Global warming: “9000 migratory birds are missing” in Albania

Climate change, overfishing or urbanization, migratory birds are disrupted and thousands are missing in the Albanian lagoon of Divjaka, a spectacular expanse of swamps and islets on the Adriatic Sea where birds are used to survive the winter.

Specialists are sounding the alarm after recently conducting censuses in this region separated from the sea by a strip of sand, as part of a global program designed to better understand populations.

“We found that about 9,000 waterfowl (out of 25,000) are missing compared to the previous year. The reasons are many, but above all, it is global warming that has disrupted the migration and breeding seasons. †

Ardian Koçi, director of the national park protecting the lagoon valued by many migrants

Nexhip Hysolokaj, another expert, points out that this is an underlying trend. “For three years now, we have seen a decline in the number of migratory birds in Albania due to climate change.”

A more in-depth study is needed to know the precise reasons for the changes in the trajectories and behavior of the different species. But experts note that some migrants no longer have to spend the winter warm in the small Balkan country.

The airport

“If it’s not too cold, there are no extreme temperatures in Northern Europe, they prefer not to move or migrate over shorter distances”as explained inAFP Mirjan Topi, author of the first guide to the birds of Albania. For instance “they can stop to winter in neighboring Montenegro so as not to come to Albania”.

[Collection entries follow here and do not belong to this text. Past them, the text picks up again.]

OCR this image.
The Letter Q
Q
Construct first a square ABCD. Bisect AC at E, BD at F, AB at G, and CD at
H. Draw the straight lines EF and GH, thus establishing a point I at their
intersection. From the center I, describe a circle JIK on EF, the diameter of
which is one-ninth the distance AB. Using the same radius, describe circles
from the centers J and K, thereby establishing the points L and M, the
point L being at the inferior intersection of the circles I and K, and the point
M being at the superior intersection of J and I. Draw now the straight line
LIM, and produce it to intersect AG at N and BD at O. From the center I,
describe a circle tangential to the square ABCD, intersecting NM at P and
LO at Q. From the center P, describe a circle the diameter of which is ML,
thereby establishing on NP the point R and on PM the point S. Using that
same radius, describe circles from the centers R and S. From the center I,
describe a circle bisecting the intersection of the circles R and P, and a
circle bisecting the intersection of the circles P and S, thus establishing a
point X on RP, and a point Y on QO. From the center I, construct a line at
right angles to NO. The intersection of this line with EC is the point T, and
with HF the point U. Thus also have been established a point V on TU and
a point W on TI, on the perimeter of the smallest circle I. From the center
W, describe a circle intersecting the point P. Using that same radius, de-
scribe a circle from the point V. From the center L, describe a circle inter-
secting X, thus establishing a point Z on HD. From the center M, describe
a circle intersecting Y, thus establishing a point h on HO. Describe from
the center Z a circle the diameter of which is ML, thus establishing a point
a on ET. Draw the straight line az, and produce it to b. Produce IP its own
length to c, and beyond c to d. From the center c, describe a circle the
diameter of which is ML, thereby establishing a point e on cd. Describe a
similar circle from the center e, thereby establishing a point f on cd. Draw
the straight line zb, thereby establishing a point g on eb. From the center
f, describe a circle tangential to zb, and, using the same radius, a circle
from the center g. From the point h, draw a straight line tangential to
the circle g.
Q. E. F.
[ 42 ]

Under the quasi-disappeared winter in Albania, the greylag geese, the buck geese or the buck geese. Djvijaka Lagoon is famous for its graceful pink flamingos and Dalmatian pelicans, so named because of the feathers that make them look like they are wearing a wig.

There are also fewer today and breeding cycles are disrupted by climate change. “Pelican breeding season seems late compared to last year”explains Sajmir Hoxha, an expert in Albania from the French NGO Noe Conservation.

It also includes illegal fishing that depletes fish stocks, human activities or uncontrolled urbanization that threatens ecosystems.

And the situation is not expected to improve with a controversial project to build an airport in the protected region of Vjosa-Narta, further south, intended to develop tourism but frowned upon by environmentalists. This project of more than 100 million euros entrusted to a Turkish-Swiss consortium “would directly affect wildlife and threaten species that reproduce, hibernate or stop there on their way to Divjaka“, says Mirjan Topi.